After Mom’s two hip breaks and a diagnosis of early stage Alzheimer’s, it was clear to my sister and me that some tough decisions needed to be made. The part time caregiver we had hired to assist mother at home was not going to be enough anymore. And the upkeep and expense of a 4000 square foot house did not seem prudent. Add to that, the fact that I lived an hour away and my sister -four hours – clearly something had to change. So we arranged for Mom to come and live in an assisted living facility just minutes from my house. I could leave my workplace at lunch to check on her or stop by on my way home from work. We also hired a private caregiver for five hours, several days a week to provide Mom with personal attention. All the staff knew that if I was needed, I was just minutes away.
Fast forward to this past weekend. My sister came in to town with her youngest daughter and our entire weekend was dedicated to time with mom and doing things she enjoyed. I ignored the chores at my house and the work project that needed some weekend effort. Friday evening dinner was at her favorite restaurant, Bob Evans! Saturday we spent out and about, taking her to lunch, looking at the newest Vera Bradley items in a local shop (mom loves Vera Bradley) and then back to my house for a home cooked dinner.
Later that evening, as we pulled up to Hilltop Manor the assisted living where mom is now living, she sighed and said “ I just feel like I’m on a desert island and no one cares about me”. So much for the time spent with us all day! My sister and I shared a glance and we too, sighed.

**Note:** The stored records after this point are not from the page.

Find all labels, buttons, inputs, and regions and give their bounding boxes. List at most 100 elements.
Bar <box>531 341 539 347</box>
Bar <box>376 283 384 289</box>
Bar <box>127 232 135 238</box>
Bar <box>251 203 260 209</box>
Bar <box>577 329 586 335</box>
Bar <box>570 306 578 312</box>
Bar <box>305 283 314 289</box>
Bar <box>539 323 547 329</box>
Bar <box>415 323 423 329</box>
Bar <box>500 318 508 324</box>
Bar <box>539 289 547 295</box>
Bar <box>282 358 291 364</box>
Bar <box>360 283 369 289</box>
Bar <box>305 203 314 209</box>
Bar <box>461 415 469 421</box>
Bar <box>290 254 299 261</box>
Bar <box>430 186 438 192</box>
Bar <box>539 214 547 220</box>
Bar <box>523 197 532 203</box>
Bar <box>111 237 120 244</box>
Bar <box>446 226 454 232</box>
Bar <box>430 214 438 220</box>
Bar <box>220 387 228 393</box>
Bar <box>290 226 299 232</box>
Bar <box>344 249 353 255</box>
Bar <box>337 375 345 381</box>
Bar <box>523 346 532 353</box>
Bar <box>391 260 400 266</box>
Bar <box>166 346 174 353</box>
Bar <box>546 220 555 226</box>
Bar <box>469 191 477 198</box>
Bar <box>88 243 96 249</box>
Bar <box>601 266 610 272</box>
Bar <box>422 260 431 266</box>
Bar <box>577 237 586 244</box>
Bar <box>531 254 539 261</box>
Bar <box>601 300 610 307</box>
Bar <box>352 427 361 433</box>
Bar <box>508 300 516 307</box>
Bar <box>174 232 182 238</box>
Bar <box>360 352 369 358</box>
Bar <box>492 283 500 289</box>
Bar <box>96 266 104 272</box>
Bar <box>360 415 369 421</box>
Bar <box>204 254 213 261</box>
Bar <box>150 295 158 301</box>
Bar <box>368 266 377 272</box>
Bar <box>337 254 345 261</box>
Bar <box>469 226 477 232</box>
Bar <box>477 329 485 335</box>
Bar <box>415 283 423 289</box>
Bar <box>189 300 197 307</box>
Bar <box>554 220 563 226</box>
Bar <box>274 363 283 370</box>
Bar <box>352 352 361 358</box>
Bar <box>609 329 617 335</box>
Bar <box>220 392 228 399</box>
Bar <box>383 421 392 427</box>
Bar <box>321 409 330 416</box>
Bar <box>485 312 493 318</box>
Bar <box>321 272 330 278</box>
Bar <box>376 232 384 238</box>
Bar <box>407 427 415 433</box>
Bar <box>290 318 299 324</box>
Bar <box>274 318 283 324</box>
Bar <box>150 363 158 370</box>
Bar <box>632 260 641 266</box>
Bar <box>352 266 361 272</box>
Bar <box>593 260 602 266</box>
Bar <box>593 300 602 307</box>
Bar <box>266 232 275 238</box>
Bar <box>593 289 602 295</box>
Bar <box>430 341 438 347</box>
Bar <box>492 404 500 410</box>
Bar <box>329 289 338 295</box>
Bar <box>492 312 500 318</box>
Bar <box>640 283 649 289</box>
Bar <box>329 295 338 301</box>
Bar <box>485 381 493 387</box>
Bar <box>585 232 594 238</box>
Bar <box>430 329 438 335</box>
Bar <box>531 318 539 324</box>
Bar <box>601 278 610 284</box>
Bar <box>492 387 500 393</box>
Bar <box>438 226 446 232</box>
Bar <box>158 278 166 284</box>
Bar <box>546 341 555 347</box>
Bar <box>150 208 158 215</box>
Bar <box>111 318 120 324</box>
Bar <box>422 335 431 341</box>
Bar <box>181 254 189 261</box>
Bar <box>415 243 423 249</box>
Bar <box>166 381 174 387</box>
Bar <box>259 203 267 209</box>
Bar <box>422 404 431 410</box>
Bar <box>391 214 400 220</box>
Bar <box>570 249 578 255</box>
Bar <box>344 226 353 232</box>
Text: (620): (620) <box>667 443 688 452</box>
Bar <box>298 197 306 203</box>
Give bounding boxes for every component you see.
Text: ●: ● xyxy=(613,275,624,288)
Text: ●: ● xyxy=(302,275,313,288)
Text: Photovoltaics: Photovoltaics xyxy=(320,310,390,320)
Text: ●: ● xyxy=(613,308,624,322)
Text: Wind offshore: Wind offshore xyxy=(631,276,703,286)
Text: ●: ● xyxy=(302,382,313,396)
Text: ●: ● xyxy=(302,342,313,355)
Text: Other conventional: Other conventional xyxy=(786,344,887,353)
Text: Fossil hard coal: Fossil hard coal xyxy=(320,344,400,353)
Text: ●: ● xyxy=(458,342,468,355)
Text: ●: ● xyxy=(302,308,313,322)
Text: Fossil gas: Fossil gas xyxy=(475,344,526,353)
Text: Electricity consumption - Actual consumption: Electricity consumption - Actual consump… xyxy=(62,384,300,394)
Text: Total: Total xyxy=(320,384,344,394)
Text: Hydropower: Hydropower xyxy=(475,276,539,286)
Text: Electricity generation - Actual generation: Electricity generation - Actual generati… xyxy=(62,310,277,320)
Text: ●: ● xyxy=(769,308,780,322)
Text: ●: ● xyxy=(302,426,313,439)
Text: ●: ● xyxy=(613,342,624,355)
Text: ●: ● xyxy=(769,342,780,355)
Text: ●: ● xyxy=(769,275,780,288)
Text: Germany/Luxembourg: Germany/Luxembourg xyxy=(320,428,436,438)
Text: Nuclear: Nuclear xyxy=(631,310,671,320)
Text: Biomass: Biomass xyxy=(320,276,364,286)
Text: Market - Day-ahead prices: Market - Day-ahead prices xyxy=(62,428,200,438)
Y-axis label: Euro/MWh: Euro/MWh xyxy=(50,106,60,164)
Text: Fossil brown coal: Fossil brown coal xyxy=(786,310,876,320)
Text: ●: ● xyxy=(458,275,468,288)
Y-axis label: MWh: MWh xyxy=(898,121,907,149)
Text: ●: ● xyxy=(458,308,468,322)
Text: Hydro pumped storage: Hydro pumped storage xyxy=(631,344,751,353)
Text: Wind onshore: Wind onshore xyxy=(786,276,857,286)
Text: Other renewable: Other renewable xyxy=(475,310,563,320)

I guided mom and her walker into the front door of Hilltop Manor and immediately saw a resident walking quickly toward me and the door. She was in a lovely blue matching gown, robe and slippers and the look on her face was one of angry determination. A few steps behind her, trying to catch up with her, was one of the facility staff members. I immediately knew my role and I planted myself in the doorway – much to my sister’s surprise as she slammed into my back.
The determined little woman, who barely reached my chest, came right up to me and attempted to push me out of her way as she stated, “I’m getting out of here.”
I responded, as I solidly blocked the exit, “ Oh, I’m so sorry. We were just coming in and bringing my mother home.” By that time the staff member had caught up with the would-be escapee and gave me a grateful look.
“ Now Mrs. Jones, let’s go get you ready for bed,” she said as she very gently took Mrs. Jones’ elbow. I stepped inside the entry, let my sister in, and firmly closed the door as Mrs. Jones responded angrily, “ #!!@! Girl, I am not about to stay here. I’m getting out of here!”
My sister and I tried to ease our way past this lively discussion and catch up with our mother who was standing by the elevator to go to her second floor room. “Well, how about if we go and call Sue Ann and tell her good night?” said the staffer.
Mrs. Jones snarled,” I don’t want to talk to that %#$!!% Sue Ann. I hate that &#@!# girl!”
As we walked toward the elevator, I looked at my sister and said softly, “I guarantee you, Sue Ann is the daughter who is just trying to do her best.”
Such is the life for we who are “sandwich caregivers”.